La misura servirà a indennizzare circa 33mila giornata perse dai lavoratori portuali. Approvato l'aumento di capitale di Ente Bacini

Porti di Genova e Savona, quasi 3 milioni di contributi a favore di Culmv e Culp

L’odierno Comitato di Gestione delll'AdSP del Mar Ligure Occidentale, l’ultimo prima della pausa estiva, ha deliberato il via libera ai contributi a sostegno dei lavoratori della CULMV e CULP, operanti rispettivamente nei porti di Genova e Savona, riconoscendo le ripercussioni negative che l’emergenza Covid-19 ha prodotto anche sul lavoro portuale. Nello specifico, sono stati riconosciti 2,7 milioni di euro a indennizzo delle 30 mila giornate di lavoro perse dai lavoratori portuali genovesi e circa 270 mila euro a fronte delle 3 mila giornate perse nel porto di Savona; questi vanno ad aggiungersi agli oltre 500 mila euro di indennizzi ancora derivanti dagli effetti del crollo del ponte Morandi. Queste risorse sono necessarie per aiutare i soci delle due Compagnie portuali a fronteggiare il crollo sostanziale delle chiamate a seguito del Covid-19.

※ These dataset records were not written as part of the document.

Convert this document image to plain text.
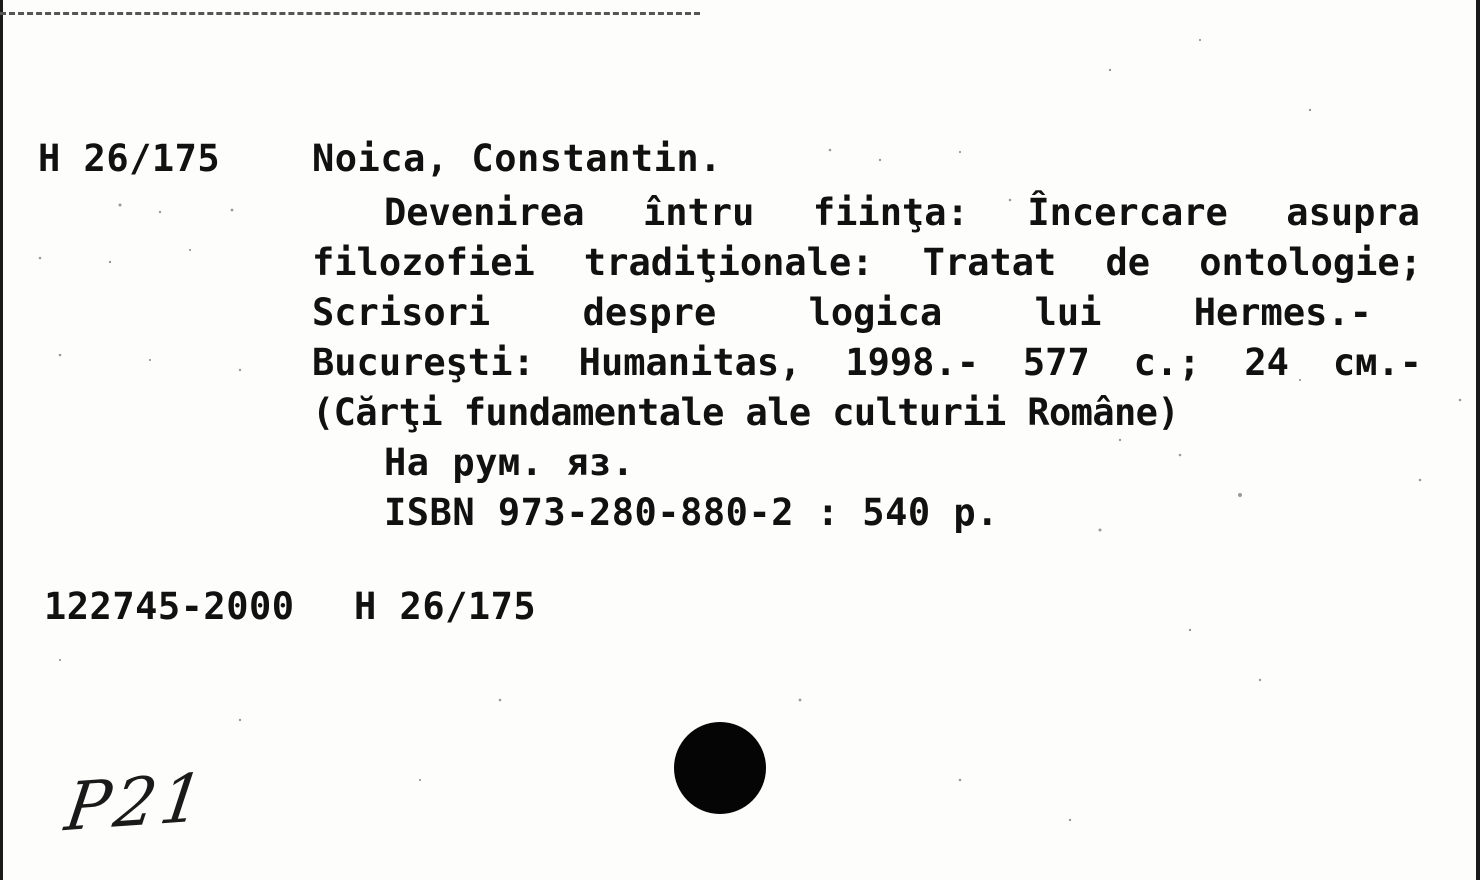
Н 26/175 Noica, Constantin.
Devenirea întru fiinţa: Încercare asupra
filozofiei tradiţionale: Tratat de ontologie;
Scrisori despre logica lui Hermes.-
Bucureşti: Humanitas, 1998.- 577 с.; 24 см.-
(Cărţi fundamentale ale culturii Române)
На рум. яз.
ISBN 973-280-880-2 : 540 р.
122745-2000 Н 26/175
P21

Il Comitato di Gestione ha anche approvato l’aumento di capitale per Ente Bacini che raggiunge così gli oltre 2,3 milioni di euro, di cui oltre  2 milioni di euro in capo ad AdSP e i restanti sottoscritti dagli altri soci. Si prevede un'iniziale erogazione del 60% circa della quota di competenza dell’Autorità di Sistema Portuale, necessaria per il ripianamento delle perdite e per consentire alla società di restare operativa. Infine, positivo anche l’esito della Commissione valutatrice della gara indetta da ormai 2 anni e oggetto del contenzioso, che ha proposto di aggiudicare la gara al raggruppamento di imprese che ha formulato l’offerta iniziale.